Hope, like faith and love, is an interesting virtue in that it is only needed, and we only really get a chance to exercise it, when we least feel like being hopeful (or faithful or loving). We can certainly hope when all looks positive and the world is all as it should be, but that is not the virtue of hope. The virtue of hope is worked in us when we need to place all our hope in Christ and His omniscience and benevolence when there is nothing else in which to hope. We only truly know that God is our only hope when we have been sufficiently disconnected from the things of this world which vie for our hopefulness.

And I don’t think it is a coincidence that hope is described as a virtue. Our character goes through a great deal of alteration when we find ourselves in a position to need the strength of this virtue. Will we crumble under the circumstances and give up on God’s goodness and wisdom, or will we look to God’s unknown plan as something which is better than anything we could devise, especially in our seasons of distress?

Here is another great snippet from Chesterton’s Heretics on the topic of hope:

Hope is the power of being cheerful in circumstances which we know to be desperate. It is true that there is a state of hope which belongs to bright prospects and the morning; but that is not the virtue of hope. The virtue of hope exists only in earthquake and, eclipse….For practical purposes it is at the hopeless moment that we require the hopeful man, and the virtue either does not exist at all, or begins to exist at that moment. Exactly at the instant when hope ceases to be reasonable it begins to be useful.

2 comments:

Anonymous said...

Well, thank-you for writing this post, albeit over three years ago. I needed to read this in these wee hours of this morning, August 31, 2007, upset as I am over my 16 year old son's addictions to drugs and alcohol.
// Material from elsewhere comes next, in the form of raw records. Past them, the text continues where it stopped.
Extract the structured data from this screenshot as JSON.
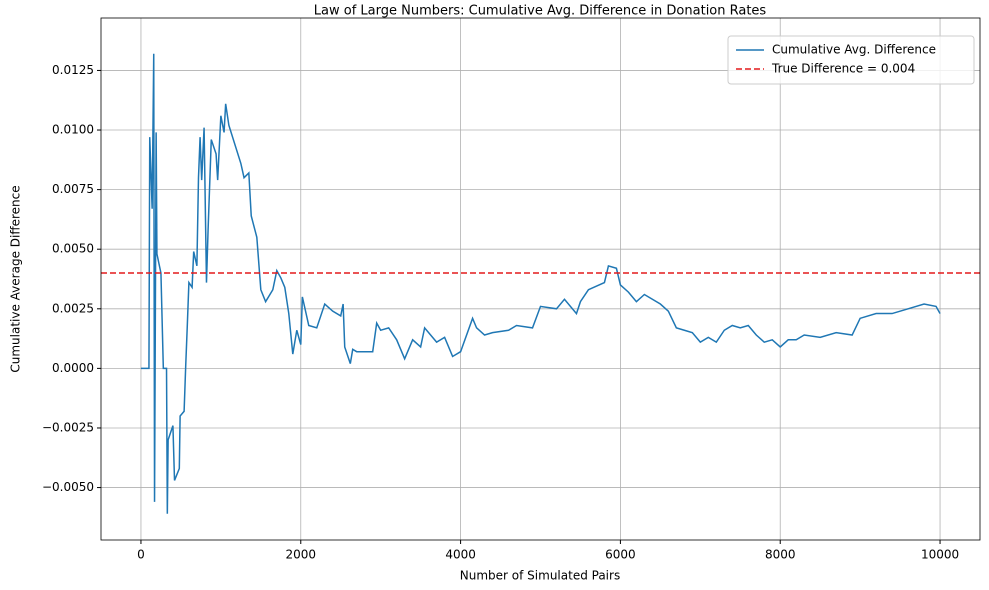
{
  "chart_data": {
    "type": "line",
    "title": "Law of Large Numbers: Cumulative Avg. Difference in Donation Rates",
    "x_label": "Number of Simulated Pairs",
    "y_label": "Cumulative Average Difference",
    "x": [
      0,
      100,
      110,
      140,
      160,
      170,
      190,
      200,
      250,
      280,
      320,
      330,
      340,
      400,
      420,
      480,
      490,
      540,
      560,
      580,
      600,
      640,
      660,
      700,
      720,
      740,
      760,
      790,
      820,
      840,
      880,
      940,
      960,
      1000,
      1040,
      1060,
      1100,
      1250,
      1290,
      1350,
      1380,
      1450,
      1500,
      1560,
      1650,
      1700,
      1750,
      1800,
      1850,
      1900,
      1950,
      2000,
      2020,
      2100,
      2200,
      2300,
      2400,
      2500,
      2530,
      2550,
      2620,
      2650,
      2700,
      2900,
      2950,
      3000,
      3100,
      3200,
      3300,
      3400,
      3500,
      3550,
      3700,
      3800,
      3900,
      4000,
      4150,
      4200,
      4300,
      4400,
      4600,
      4700,
      4900,
      5000,
      5200,
      5300,
      5450,
      5500,
      5600,
      5800,
      5850,
      5950,
      6000,
      6100,
      6200,
      6300,
      6400,
      6500,
      6600,
      6700,
      6800,
      6900,
      7000,
      7100,
      7200,
      7300,
      7400,
      7500,
      7600,
      7700,
      7800,
      7900,
      8000,
      8100,
      8200,
      8300,
      8500,
      8700,
      8900,
      9000,
      9200,
      9400,
      9600,
      9800,
      9950,
      10000
    ],
    "series": [
      {
        "name": "Cumulative Avg. Difference",
        "color": "#1f77b4",
        "values": [
          0,
          0,
          0.0097,
          0.0067,
          0.0132,
          -0.0056,
          0.0099,
          0.0048,
          0.004,
          0,
          0,
          -0.0061,
          -0.003,
          -0.0024,
          -0.0047,
          -0.0042,
          -0.002,
          -0.0018,
          0.0001,
          0.0018,
          0.0036,
          0.0034,
          0.0049,
          0.0043,
          0.008,
          0.0097,
          0.0079,
          0.0101,
          0.0036,
          0.0058,
          0.0096,
          0.009,
          0.0079,
          0.0106,
          0.0099,
          0.0111,
          0.0102,
          0.0086,
          0.008,
          0.0082,
          0.0064,
          0.0055,
          0.0033,
          0.0028,
          0.0033,
          0.0041,
          0.0038,
          0.0034,
          0.0023,
          0.0006,
          0.0016,
          0.001,
          0.003,
          0.0018,
          0.0017,
          0.0027,
          0.0024,
          0.0022,
          0.0027,
          0.0009,
          0.0002,
          0.0008,
          0.0007,
          0.0007,
          0.0019,
          0.0016,
          0.0017,
          0.0012,
          0.0004,
          0.0012,
          0.0009,
          0.0017,
          0.0011,
          0.0013,
          0.0005,
          0.0007,
          0.0021,
          0.0017,
          0.0014,
          0.0015,
          0.0016,
          0.0018,
          0.0017,
          0.0026,
          0.0025,
          0.0029,
          0.0023,
          0.0028,
          0.0033,
          0.0036,
          0.0043,
          0.0042,
          0.0035,
          0.0032,
          0.0028,
          0.0031,
          0.0029,
          0.0027,
          0.0024,
          0.0017,
          0.0016,
          0.0015,
          0.0011,
          0.0013,
          0.0011,
          0.0016,
          0.0018,
          0.0017,
          0.0018,
          0.0014,
          0.0011,
          0.0012,
          0.0009,
          0.0012,
          0.0012,
          0.0014,
          0.0013,
          0.0015,
          0.0014,
          0.0021,
          0.0023,
          0.0023,
          0.0025,
          0.0027,
          0.0026,
          0.0023
        ]
      }
    ],
    "reference_line": {
      "name": "True Difference = 0.004",
      "value": 0.004,
      "color": "#e41a1c",
      "style": "dashed"
    },
    "xlim": [
      -500,
      10500
    ],
    "ylim": [
      -0.0072,
      0.0147
    ],
    "xticks": [
      0,
      2000,
      4000,
      6000,
      8000,
      10000
    ],
    "yticks": [
      {
        "value": -0.005,
        "label": "−0.0050"
      },
      {
        "value": -0.0025,
        "label": "−0.0025"
      },
      {
        "value": 0,
        "label": "0.0000"
      },
      0.0025,
      {
        "value": 0.005,
        "label": "0.0050"
      },
      0.0075,
      {
        "value": 0.01,
        "label": "0.0100"
      },
      0.0125
    ],
    "grid": true,
    "legend": "upper right"
  }
}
Precisely because neither I nor anyone, nor any consequences have thus far made any difference, I will (yet once more) stubbornly put my steadfast hope in God and in His help for my son. I had been flirting with despair tonight, and don't ask me how I happened upon your post, but, as you can imagine, it was surely a God-thing.

Thanks and God Bless.

Phil Steiger said...

G-

It is so good to hear this was an encouragement to you! Reading it again, I had forgotten the context of the post, but looking back, I can affirm the faithfulness of God, and the value of hope in Christ. I heard someone say recently that as long as there is breath in our lungs, with Christ, there is always hope. That seems right to me!